Betty à la plage : Théâtre d'été
Scène

Betty à la plage : Théâtre d’été

Avec Betty à la plage, le Théâtre de la Banquette arrière s’attaque au sensationnalisme à l’américaine. Rencontre avec le comédien Éric Paulhus, juste avant son plongeon.

En 2002, le Théâtre de la Banquette arrière présente son premier spectacle. Fidèles à la tradition, les neuf acteurs fraîchement diplômés du Conservatoire d’art dramatique de Montréal offrent, entre les murs de la Salle Fred-Barry, une version revisitée de leur exercice de finissants. Avec Les Femmes de bonne humeur, une pièce de Goldoni revampée par Serge Denoncourt, l’équipe aborde le désabusement amoureux et la surconsommation. Réalisant, grâce à cette première expérience, la profondeur de leurs affinités artistiques, les partenaires décident de s’engager dans un nouveau projet. Malgré leurs nombreuses obligations respectives, Amélie Bonenfant, Sophie Cadieux, Sébastien Dodge, Rosa-Maïté Erkoreka, Mathieu Gosselin, Renaud Lacelle-Bourdon, Anne-Marie Levasseur, Éric Paulhus et Simon Rousseau s’unissent afin de prôner un théâtre capable de divertir aussi bien que de déclencher la discussion. "Initier et mener à terme un projet artistique procure une bien plus grande satisfaction que d’être uniquement embauché, exprime Éric Paulhus. Nous souhaitions tous bénéficier d’une telle zone de liberté, d’un cadre où créer quelque chose qui nous ressemble vraiment."

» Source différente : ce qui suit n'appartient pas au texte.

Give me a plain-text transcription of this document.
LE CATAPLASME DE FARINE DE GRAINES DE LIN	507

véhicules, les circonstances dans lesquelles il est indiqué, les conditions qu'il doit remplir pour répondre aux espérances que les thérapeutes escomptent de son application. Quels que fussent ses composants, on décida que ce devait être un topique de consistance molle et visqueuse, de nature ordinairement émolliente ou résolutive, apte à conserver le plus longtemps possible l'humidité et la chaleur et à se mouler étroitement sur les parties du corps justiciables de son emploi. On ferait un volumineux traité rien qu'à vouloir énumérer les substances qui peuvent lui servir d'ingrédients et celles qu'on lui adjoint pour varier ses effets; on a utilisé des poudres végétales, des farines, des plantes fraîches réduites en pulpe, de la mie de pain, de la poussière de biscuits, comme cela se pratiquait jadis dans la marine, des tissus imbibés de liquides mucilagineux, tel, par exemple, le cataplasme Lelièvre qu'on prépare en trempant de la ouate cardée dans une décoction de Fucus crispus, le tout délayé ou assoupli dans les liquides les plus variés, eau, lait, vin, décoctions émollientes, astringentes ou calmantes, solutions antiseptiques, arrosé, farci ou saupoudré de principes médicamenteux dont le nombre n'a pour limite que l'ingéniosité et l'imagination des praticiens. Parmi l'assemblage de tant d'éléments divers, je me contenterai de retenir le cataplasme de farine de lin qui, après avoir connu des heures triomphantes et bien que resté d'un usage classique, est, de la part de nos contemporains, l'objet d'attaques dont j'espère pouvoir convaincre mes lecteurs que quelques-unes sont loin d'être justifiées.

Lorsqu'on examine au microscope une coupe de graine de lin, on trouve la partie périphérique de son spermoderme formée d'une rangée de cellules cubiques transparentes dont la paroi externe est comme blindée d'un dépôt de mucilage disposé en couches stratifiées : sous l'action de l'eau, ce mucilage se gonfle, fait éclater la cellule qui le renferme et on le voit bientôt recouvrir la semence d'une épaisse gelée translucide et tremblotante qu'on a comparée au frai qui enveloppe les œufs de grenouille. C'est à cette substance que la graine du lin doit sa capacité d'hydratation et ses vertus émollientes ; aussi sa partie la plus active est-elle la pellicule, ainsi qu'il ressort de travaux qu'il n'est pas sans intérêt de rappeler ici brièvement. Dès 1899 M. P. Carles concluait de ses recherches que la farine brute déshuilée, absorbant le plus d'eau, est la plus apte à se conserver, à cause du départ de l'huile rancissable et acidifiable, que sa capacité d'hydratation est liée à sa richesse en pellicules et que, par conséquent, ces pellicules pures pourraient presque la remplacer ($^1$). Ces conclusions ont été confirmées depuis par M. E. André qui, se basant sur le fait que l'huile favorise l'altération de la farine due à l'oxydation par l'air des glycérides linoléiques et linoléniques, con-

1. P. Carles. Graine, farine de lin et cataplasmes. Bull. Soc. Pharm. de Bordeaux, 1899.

En découvrant Betty’s Summer Vacation, une comédie cinglante de Christopher Durang, prolifique dramaturge et acteur états-unien né en 1949, la compagnie met la main sur une œuvre qui correspond parfaitement à sa vocation. Créée à New York en 1999, Betty à la plage procède à une sévère critique de l’Amérique actuelle en combattant le feu par le feu, c’est-à-dire en plongeant littéralement dans le délire télévisuel qu’elle récuse. "Cette pièce est une véritable mine d’or, affirme Paulhus, son propos et sa dérision nous ont tout de suite donné envie de la monter."

Espérant rompre avec le rythme effréné de la ville, Betty et Judy, les deux héroïnes, louent une demeure sur le bord de la mer. Loin de leur apporter le repos dont elles avaient besoin, leurs vacances seront transformées en un véritable cauchemar par l’arrivée de colocataires plus étranges les uns que les autres.

DE PRÉCIEUX COLLABORATEURS
Le fait d’être l’un des quatre metteurs en scène de la création Les Hommes aiment-ils le sexe, vraiment, autant qu’ils le disent?, ou encore d’entreprendre une tournée dès la fin septembre avec son ingénieux Everybody’s Welles pour tous, n’a pas empêché Patrice Dubois, convaincu du potentiel du texte, d’accepter la mise en scène de Betty à la plage. "Nous voulions un habitué de la création et de la recherche, rappelle Paulhus. Patrice était notre premier choix, car il possède toute la rigueur et l’ouverture d’esprit nécessaires au projet." Peu de temps après, inscrivant le spectacle à sa programmation régulière, La Licorne cautionnera les audaces de la jeune compagnie.

Truffée de références culturelles, sociales et juridiques américaines (notamment le procès très médiatisé du couple Bobbitt), la pièce représente un considérable défi pour Jean-François Boily, qui signe avec elle sa première traduction pour le théâtre. Après une tentative de transposition québécoise jugée non concluante, l’action est resituée chez nos voisins du Sud. "Nous voulions éviter que le contexte américain permette aux spectateurs de se déresponsabiliser, explique Paulhus, mais nous avons réalisé que les équivalences étaient inexistantes. Il n’y a rien d’aussi hard en télévision au Québec que ce qu’on voit aux États-Unis. Quand on essaie d’être vraiment trash, ça donne Loft Story!" Au terme d’un processus de traduction qui dura presque deux ans (avec laboratoires, ateliers et présentations publiques), le groupe bénéficie d’une partition hautement éprouvée.

En plus d’aborder sur un mode frénétique et échevelé des enjeux trop souvent occultés, la pièce de Durang semble offrir aux spectateurs un rôle dans le macabre déroulement des vacances de Betty et Judy. Comme le précise Paulhus, "Pour dénoncer la situation, l’auteur a choisi de réunir sur une même scène tous les symboles du sensationnalisme télévisuel. Par sa forme, la pièce permet en quelque sorte au spectateur de conditionner le déroulement de la représentation. Chacun est forcé de prendre position par rapport à lui-même et au reste de l’assistance. C’est loin d’être un pari gagné d’avance, mais quel bonheur de défendre une œuvre à laquelle on croit!"